On September 18th, 2006, Ms. Liu Kun, a Falun Gong practitioner who was only 57 years old, passed away. She resided in Shenyang City, Liaoning Province. Her death was discussed throughout Hushitai Town and in the Xinchengzi District. A rumour was spread that Ms. Liu died because she refused to go to the hospital for treatment for her illnesses. The following is the real story. The facts reveal who is actually responsible for Ms. Liu's death.
Ms. Liu Kun began to cultivate Falun Gong in 1997 and became very healthy through the practice. All her family members, friends, and neighbours witnessed the positive changes in her.
Ever since the Chinese Communist Party (CCP) began to persecute Falun Gong on July 20th, 1999, Ms. Liu has been persecuted by the CCP’s various operational departments, the neighbourhood administrative office, and the residential commission. She was forced to fill out all sorts of forms, write reports, have her fingerprints taken, pay fines, and submit her photo. From 2000 to 2002, she was detained in the Longshan Forced Labour Camp and the Masanjia Forced Labour Camp in Liaoning Province. She was brutally tortured for a long time. Her face and entire body swelled up after being forced to sleep on the cement floor for a long time. She couldn’t open her eyes or mouth. Even her nose was engulfed in the swelling and could not be seen. She also became muddleheaded from the abuse. The labour camp feared that she would die there and released her. The local 610 Office1, the political and judiciary committee, the public security department, the local police station, the neighbourhood administrative office, and the residence commission monitored her by sending all sorts of plainclothes police officers to shadow her. On sensitive dates the police went to her home to harass her. They threatened to take her to brainwashing centres or forced-labour camps. In a brainwashing centre, they use all sorts of tactics to force a practitioner to give up his or her belief. Practitioners are not allowed to sleep for a long period of time, are not allowed to go to the toilet for a long time, are beaten, tortured, and verbally abused. Ms. Liu was mentally tormented since she was released from the labour camp in June 2002.
After the 2006 Chinese New Year, six or seven people broke into Ms. Liu’s home without showing any identification or disclosing their names. One of them violently threatened her. Ms. Liu was the only one at home at the time. After that, she often saw people hanging around outside her home and following her. No matter where she went, during the day or in the evening, she was followed.
One evening around 9 p.m. in February 2006, she went out for a walk. A woman in her 40s followed her. She pointed a flashlight in Ms. Liu's face and asked, "It’s late. Why are you going out?" When Ms. Liu went to the bus station in the morning, there were always two people taking turns to shadow her.
Under such intense pressure, Ms. Liu Kun often tripped and fell when she walked and several pairs of her pants were tattered. When she felt tired on a walk, she rested on the roadside and dared not go home. Once her old friend called her and asked her to go shopping in Hushitai. Five groups of people shadowed her. (They probably had monitored her phone). Some of them were wearing police uniforms, some were wearing plainclothes.

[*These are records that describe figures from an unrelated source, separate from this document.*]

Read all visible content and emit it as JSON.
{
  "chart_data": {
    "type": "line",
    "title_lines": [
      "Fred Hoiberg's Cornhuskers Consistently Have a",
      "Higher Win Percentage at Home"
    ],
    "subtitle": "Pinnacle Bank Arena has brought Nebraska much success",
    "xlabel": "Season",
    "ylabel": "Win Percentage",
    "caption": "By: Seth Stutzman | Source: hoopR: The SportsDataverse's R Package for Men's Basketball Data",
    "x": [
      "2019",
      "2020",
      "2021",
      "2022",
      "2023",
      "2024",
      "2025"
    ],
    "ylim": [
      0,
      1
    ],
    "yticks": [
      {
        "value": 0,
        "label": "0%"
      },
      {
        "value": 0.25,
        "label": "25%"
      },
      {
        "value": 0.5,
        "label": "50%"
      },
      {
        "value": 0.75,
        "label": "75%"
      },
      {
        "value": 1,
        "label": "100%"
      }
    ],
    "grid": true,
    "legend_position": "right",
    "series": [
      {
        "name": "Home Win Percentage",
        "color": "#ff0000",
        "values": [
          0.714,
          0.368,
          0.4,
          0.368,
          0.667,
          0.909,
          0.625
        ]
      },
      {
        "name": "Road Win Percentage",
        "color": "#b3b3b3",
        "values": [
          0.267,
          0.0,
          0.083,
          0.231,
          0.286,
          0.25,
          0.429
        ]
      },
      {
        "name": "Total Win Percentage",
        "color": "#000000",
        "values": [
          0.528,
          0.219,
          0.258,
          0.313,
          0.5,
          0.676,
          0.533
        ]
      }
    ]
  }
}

The Party not only persecuted Liu Kun physically and mentally, but also financially. Her employer withheld her salary between 2000 and 2005. The CCP’s government staff went to her home and fined her 5,000 yuan2 for no reason and without issuing a receipt. Her financial situation was not very good to begin with and became even worse.

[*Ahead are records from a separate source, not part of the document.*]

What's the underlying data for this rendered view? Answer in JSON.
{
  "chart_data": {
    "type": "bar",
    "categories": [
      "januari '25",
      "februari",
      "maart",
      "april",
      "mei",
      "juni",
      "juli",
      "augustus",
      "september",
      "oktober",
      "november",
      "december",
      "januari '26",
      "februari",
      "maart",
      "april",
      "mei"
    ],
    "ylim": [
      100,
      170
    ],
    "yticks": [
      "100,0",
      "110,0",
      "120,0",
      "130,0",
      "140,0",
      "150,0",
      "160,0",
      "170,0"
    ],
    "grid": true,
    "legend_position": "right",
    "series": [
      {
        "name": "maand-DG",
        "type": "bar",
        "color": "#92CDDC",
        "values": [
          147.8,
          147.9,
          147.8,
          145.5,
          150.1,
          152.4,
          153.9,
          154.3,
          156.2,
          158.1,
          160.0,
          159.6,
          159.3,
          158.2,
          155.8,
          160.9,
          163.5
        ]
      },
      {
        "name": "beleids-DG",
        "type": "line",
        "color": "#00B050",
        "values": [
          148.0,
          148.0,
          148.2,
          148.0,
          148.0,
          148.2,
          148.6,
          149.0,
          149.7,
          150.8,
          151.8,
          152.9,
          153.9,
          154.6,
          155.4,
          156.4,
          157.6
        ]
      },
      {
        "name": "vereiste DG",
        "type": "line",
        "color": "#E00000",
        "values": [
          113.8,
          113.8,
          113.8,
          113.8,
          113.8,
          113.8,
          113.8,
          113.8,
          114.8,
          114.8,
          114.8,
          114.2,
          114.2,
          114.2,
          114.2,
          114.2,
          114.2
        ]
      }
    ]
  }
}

Ms. Liu endured this physical, mental and financial persecution for an extensive period of time, and her health deteriorated. In July 2006, her face and limbs became swollen again, similar to the symptoms she had suffered in the labour camp. The police knocked on her door with all sorts of excuses and peaked at her through her windows. She was under tremendous pressure and her condition worsened.
In August 2006, she couldn’t rise from her bed any more. However, the ones who shadowed her still came in to check on her. She couldn’t even get up to open the door. In her last days, the food she ate and the water she drank all leaked from her nose. The doctor was unable to diagnose her. Medicines and intravenous injections were used to treat her oedema without any improvement.
From a medical point of view, one’s mental state has a great impact on one’s health. When one lives in terror, anxiety, despair, and pain for a long period of time, the mental pressure will cause ageing and illness. Liu Kun’s health deteriorated exactly for this reason.
Jiang Zemin’s regime persecuted Falun Gong and adopted an unscrupulous policy to "ruin their reputations, bankrupt them financially, and destroy them physically." Liu Kun's story is a solid example of this terrible persecution.
As a result of the senseless persecution, Ms. Liu Kun passed away, leaving behind her mother of over 80 years and a young child.
Note
1. "The 610 office" is an agency specifically created to persecute Falun Gong, with absolute power over each level of administration in the Party and all other political and judiciary systems.
2. "Yuan" is the Chinese currency; 500 yuan is equal to the average monthly income of an urban worker in China.